Greece's New Finance Minister Worked for Valve - foolrush
http://qz.com/333328/greeces-new-finance-minister-learned-about-tearing-down-capitalism-from-working-at-a-video-game-company/

======
xkarga00
Varoufakis is a great economist and his placement as the Finance Minister is a
smart move from the new government. At this point I would like to suggest
reading _To Future And Back_ by I. Pitsouli[1]. Somewhere in it, there is
suggested (or prophecized if you wish) that in years to come scientists will
replace politicians in governments.

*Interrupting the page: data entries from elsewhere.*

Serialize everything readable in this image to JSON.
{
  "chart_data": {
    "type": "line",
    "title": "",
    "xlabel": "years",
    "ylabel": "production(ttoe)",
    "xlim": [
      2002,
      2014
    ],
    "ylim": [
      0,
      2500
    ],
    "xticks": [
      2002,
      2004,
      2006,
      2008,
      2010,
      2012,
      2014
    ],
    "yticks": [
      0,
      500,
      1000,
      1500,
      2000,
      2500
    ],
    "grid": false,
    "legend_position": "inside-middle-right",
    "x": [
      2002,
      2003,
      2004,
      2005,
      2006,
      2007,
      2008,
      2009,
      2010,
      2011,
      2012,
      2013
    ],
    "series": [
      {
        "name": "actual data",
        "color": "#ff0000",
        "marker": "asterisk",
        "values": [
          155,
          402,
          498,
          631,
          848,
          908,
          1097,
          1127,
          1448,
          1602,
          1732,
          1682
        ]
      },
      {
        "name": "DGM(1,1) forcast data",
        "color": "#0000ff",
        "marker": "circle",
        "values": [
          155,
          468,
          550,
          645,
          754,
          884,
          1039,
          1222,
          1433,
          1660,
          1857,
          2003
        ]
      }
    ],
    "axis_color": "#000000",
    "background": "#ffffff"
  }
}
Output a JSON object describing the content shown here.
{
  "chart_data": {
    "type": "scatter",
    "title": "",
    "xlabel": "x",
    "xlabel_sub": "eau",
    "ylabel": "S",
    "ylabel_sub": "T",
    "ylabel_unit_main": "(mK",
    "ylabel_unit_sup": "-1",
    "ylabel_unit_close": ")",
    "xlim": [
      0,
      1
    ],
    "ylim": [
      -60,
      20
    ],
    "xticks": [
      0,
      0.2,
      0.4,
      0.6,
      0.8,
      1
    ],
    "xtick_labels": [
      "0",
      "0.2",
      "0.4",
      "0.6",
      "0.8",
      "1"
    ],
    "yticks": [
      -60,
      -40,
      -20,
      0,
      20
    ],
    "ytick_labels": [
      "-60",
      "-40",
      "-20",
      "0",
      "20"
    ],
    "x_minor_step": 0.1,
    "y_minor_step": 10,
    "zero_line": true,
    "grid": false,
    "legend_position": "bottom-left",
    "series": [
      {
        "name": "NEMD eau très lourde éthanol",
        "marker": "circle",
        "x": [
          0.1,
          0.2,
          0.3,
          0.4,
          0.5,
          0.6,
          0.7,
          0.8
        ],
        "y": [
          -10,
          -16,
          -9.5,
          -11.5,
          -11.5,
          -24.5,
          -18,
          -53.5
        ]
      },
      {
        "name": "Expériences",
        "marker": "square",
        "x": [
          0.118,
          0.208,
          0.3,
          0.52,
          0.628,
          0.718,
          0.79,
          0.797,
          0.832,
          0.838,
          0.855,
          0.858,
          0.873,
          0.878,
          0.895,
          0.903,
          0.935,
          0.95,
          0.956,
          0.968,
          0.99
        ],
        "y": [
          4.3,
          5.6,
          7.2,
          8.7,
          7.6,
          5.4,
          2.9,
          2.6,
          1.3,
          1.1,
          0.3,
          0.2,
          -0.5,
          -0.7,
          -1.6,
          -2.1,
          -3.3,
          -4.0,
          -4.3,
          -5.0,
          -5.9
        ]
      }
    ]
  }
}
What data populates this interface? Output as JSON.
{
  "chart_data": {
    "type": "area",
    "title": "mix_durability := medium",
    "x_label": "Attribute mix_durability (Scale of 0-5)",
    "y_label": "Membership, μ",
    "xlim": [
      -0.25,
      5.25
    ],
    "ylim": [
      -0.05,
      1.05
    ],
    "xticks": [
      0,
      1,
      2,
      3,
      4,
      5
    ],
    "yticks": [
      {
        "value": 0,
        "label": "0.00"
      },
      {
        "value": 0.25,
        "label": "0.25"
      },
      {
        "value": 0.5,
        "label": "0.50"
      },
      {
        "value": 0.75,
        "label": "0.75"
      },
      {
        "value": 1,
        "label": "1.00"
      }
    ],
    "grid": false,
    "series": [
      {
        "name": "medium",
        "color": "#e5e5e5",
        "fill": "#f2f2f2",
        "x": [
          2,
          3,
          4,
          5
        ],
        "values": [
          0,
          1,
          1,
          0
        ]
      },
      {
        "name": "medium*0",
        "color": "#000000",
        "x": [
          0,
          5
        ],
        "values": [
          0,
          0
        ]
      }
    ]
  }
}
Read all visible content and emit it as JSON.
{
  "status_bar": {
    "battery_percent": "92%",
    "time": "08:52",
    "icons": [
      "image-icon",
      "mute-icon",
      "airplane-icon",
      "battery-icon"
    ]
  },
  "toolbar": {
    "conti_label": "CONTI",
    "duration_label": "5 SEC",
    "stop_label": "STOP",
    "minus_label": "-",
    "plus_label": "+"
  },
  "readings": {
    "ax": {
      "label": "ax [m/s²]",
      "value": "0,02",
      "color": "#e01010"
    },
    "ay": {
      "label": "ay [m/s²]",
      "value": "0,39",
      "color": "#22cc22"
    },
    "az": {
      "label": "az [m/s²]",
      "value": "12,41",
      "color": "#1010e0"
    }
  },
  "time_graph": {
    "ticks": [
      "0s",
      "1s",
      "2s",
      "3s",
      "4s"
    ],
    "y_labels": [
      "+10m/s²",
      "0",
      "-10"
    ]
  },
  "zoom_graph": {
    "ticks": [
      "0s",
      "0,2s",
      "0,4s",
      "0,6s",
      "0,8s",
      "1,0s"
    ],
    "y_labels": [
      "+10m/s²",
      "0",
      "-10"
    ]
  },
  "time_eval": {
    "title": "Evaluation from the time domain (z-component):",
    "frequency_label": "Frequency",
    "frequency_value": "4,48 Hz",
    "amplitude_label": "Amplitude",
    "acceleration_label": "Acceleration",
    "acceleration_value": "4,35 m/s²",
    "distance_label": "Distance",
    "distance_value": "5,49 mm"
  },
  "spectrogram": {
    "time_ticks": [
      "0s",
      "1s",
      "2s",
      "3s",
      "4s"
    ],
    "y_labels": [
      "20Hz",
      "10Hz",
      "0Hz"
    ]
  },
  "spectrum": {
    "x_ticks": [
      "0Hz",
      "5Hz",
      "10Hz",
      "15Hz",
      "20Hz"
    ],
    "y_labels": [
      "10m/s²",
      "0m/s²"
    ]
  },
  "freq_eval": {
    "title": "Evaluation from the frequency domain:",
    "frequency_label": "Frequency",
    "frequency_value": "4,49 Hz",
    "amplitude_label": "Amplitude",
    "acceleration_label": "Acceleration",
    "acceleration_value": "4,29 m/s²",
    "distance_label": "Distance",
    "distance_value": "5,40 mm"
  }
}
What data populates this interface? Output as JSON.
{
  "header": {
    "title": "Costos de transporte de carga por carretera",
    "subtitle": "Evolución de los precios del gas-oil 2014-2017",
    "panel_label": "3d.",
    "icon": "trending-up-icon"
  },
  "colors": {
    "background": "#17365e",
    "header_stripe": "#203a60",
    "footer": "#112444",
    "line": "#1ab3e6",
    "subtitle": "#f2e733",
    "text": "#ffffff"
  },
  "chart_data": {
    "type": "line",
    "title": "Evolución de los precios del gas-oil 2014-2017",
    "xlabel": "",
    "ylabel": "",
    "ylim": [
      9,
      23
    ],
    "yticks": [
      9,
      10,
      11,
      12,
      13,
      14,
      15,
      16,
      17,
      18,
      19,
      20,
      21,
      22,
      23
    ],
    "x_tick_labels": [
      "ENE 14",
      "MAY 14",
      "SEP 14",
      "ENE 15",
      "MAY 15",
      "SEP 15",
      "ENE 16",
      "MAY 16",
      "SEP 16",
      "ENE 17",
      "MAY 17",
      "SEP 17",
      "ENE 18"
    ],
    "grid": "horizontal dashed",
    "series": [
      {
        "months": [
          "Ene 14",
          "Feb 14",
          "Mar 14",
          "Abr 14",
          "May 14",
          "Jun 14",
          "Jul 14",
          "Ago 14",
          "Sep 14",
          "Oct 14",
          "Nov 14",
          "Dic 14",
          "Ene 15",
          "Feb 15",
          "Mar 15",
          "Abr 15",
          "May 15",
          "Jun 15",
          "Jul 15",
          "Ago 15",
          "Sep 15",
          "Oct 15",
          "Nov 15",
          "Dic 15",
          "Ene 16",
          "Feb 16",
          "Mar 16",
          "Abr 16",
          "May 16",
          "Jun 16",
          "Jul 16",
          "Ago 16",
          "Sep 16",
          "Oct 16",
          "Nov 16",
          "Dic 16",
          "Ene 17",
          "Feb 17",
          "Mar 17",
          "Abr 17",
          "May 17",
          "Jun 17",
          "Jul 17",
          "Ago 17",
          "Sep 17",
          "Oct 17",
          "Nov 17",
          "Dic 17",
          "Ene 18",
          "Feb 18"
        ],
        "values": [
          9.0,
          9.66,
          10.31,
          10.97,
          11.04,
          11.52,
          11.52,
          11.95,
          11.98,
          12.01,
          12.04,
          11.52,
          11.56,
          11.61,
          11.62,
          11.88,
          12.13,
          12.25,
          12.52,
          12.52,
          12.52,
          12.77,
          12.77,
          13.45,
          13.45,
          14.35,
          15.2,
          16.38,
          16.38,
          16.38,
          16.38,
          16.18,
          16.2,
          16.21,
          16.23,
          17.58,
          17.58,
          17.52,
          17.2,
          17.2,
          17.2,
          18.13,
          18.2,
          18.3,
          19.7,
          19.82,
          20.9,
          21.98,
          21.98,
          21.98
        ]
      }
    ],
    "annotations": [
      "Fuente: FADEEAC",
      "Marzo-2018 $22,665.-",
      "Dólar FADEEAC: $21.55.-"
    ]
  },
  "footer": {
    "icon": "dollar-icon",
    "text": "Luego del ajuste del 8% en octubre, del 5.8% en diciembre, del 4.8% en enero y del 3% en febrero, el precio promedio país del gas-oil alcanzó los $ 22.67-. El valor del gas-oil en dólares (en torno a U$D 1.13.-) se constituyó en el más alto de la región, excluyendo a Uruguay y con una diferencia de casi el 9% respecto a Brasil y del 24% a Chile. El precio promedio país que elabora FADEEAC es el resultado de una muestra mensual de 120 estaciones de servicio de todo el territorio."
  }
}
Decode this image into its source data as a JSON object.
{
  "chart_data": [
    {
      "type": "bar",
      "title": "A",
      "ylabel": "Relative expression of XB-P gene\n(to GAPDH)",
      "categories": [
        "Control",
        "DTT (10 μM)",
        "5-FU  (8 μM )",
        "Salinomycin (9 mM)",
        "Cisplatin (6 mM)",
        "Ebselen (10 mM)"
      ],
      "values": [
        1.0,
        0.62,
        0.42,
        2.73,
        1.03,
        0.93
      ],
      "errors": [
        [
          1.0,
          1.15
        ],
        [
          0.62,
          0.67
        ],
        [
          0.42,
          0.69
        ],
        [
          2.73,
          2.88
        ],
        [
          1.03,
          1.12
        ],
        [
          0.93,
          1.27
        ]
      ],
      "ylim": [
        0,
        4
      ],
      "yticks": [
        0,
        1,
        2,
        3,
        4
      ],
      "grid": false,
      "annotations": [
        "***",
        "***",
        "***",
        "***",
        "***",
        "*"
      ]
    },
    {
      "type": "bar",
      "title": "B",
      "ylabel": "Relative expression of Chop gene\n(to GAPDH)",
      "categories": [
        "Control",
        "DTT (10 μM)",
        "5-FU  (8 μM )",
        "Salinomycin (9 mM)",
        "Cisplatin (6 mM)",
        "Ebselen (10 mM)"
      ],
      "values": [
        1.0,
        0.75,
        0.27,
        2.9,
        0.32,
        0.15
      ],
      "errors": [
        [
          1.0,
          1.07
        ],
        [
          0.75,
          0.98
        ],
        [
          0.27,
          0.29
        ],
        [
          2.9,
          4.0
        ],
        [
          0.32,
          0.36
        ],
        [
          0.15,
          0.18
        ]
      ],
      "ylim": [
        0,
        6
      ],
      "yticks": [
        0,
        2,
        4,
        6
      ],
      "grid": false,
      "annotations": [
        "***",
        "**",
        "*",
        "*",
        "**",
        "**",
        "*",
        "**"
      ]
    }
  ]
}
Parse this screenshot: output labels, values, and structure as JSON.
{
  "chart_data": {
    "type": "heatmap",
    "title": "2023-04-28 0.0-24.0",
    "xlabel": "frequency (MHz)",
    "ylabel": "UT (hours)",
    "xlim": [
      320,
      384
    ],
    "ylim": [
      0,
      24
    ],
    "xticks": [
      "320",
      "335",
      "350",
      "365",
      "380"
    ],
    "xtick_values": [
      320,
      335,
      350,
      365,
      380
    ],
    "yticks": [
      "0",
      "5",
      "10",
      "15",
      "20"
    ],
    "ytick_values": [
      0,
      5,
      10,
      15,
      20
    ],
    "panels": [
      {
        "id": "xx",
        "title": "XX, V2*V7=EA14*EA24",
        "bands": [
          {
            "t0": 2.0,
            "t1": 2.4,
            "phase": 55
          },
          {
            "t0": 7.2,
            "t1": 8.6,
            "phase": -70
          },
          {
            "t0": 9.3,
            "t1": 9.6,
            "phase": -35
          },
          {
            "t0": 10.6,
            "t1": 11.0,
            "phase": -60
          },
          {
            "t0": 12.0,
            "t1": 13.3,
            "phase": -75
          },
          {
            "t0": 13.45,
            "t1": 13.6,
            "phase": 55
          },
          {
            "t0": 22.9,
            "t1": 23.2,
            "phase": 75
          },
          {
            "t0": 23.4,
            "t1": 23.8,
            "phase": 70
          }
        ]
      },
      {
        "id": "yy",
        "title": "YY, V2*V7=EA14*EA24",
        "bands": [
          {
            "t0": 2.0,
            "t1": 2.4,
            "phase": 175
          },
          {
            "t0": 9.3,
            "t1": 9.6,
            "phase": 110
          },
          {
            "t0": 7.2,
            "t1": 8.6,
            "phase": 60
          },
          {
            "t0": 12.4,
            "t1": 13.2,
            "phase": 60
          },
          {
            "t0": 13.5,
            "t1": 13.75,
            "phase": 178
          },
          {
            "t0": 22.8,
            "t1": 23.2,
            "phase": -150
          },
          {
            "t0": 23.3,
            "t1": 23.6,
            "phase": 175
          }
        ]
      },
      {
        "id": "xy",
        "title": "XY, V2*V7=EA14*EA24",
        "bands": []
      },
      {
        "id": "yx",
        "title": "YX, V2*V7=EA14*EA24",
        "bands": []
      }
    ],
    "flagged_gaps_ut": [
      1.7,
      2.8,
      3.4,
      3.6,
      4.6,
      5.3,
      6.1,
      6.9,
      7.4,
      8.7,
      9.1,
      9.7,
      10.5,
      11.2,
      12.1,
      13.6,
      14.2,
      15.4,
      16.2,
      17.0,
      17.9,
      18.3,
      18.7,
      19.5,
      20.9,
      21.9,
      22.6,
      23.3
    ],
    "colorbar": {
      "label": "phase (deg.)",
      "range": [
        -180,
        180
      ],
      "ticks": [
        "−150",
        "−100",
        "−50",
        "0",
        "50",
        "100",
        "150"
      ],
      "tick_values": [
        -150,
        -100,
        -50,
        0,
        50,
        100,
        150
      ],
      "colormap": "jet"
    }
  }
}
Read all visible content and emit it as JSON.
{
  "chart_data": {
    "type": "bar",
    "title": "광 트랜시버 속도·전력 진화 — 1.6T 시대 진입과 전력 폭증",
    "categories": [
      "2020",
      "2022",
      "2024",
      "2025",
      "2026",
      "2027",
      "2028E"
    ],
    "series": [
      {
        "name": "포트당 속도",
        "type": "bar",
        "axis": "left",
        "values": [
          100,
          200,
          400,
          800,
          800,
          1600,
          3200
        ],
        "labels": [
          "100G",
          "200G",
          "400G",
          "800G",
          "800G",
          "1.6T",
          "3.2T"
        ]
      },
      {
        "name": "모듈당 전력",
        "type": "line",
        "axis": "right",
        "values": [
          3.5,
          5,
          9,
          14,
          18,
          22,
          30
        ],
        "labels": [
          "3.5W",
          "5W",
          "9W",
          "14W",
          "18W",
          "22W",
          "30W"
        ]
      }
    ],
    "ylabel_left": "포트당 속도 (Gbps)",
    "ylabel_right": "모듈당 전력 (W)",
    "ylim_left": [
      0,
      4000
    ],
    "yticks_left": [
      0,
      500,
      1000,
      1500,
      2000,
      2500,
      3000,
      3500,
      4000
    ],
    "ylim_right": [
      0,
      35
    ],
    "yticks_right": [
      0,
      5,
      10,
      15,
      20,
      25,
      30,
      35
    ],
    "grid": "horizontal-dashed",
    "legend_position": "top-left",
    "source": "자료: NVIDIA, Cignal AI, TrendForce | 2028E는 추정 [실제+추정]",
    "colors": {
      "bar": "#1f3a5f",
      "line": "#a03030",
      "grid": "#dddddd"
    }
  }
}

Well, that has already started happening
and is right IMO because science is closely related to philoshopy which in
turn by definition deals with problems related to reality, existence, values,
etc. ie. the everyday problems most politicians seem to ignore nowadays.

ps. Varoufakis definitely needs to revisit Bitcoin though[2]

[1] [http://www.amazon.com/Future-Back--More-than-Prophecies-
eboo...](http://www.amazon.com/Future-Back--More-than-Prophecies-
ebook/dp/B004C44G5K/ref=sr_1_3?s=books&ie=UTF8&qid=1422303976&sr=1-3&keywords=pitsouli)

[2]
[https://news.ycombinator.com/item?id=7841186](https://news.ycombinator.com/item?id=7841186)